Friday, March 09, 2012

That cell doesn't have a toilet, but you don't think of the Surfer as having to use one...


Concluding the "Dynamo City" saga, Silver Surfer #43, "Termination" Written by Jim Starlin and Ron Marz, pencils by Ron Lim, inks by Keith Williams. The Silver Surfer waits in a cell for trial, with his friend Zeaklar. The old-timer was knocked out last issue, and still hasn't regained consciousness. Having nothing left to lose, the Surfer fights the guard robots, and gets nowhere.

Knocked out again, the Surfer wakes up midway through the trial, as the robot prosecutor accuses him of attempting to murder the Great I. (The judge and jury are robots as well, which again makes me think Dynamo City's upper class were all robots, exploiting the meatbag peasants.) The Surfer exclaims he did not, and the Great I is a vegetable anyway; but his remarks are stricken from the record. For good measure, the defense attorney is unplugged, since it would be a waste of power, the judge tells the Surfer he's guilty as hell. Finally bound and gagged, a litany of witnesses for the prosecution testify; some of whom had actually met the Surfer. The jury renders the verdict:

The Surfer and the still-out Zeaklar are taken to the Termination Platform. While he never thought he'd go out like that, the Surfer does seem to be at least a little relieved that his ordeal there will be over. Worse, Zeaklar finally wakes up, and the Surfer has to tell him they've been tried, found guilty, and about to be executed. Oddly, he's not worried, as the Termination Platform lights up...

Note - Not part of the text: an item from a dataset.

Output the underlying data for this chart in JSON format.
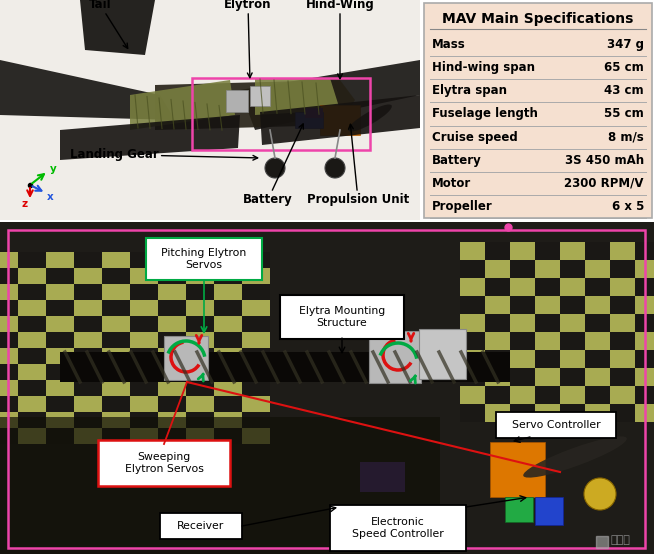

...and teleports them into space! While Zeaklar has to suck vacuum for a few seconds, the Surfer's powers return and he creates a cube of oxygen for him. Zeaklar had realized the Surfer was slated for execution, then remembered the method, and that it wouldn't hurt him. He was also smart enough to realize he could get out as well, if Dynamo City wasn't smart enough to use an alternative method of execution. Which is exactly what the arriving guard robots suggest: being sore losers, they try to take the Surfer and Zeaklar back. As you might expect, the Surfer isn't having that.

Destroying the robots, and reconstituting his board, the Silver Surfer plans on tearing Dynamo City apart. Zeaklar protests, and the Surfer asks how, since he was held there for ten years? (It was three years! That's the second odd number error in this storyline...) Zeaklar points out the city's got a ton of robots, and at some point the hull would get breeched, killing the people. The Surfer agonizes over that for a moment, but the only move left is to walk away, giving the cheerfully freed Zeaklar a ride home.

So, what's the moral of Dynamo City? Bureaucracy is evil, but doesn't think outside the box? You can't lay faith in any outside force saving you, since like Drax, it could be hopelessly inept. Ditto any appeal to authority, the I's not listening. Or, is the moral that the only way to deal with a corrupt system is to fold and walk away? I like to think the moral is that when the Surfer was forced to be Galactus's herald again, Dynamo City was the first place they went.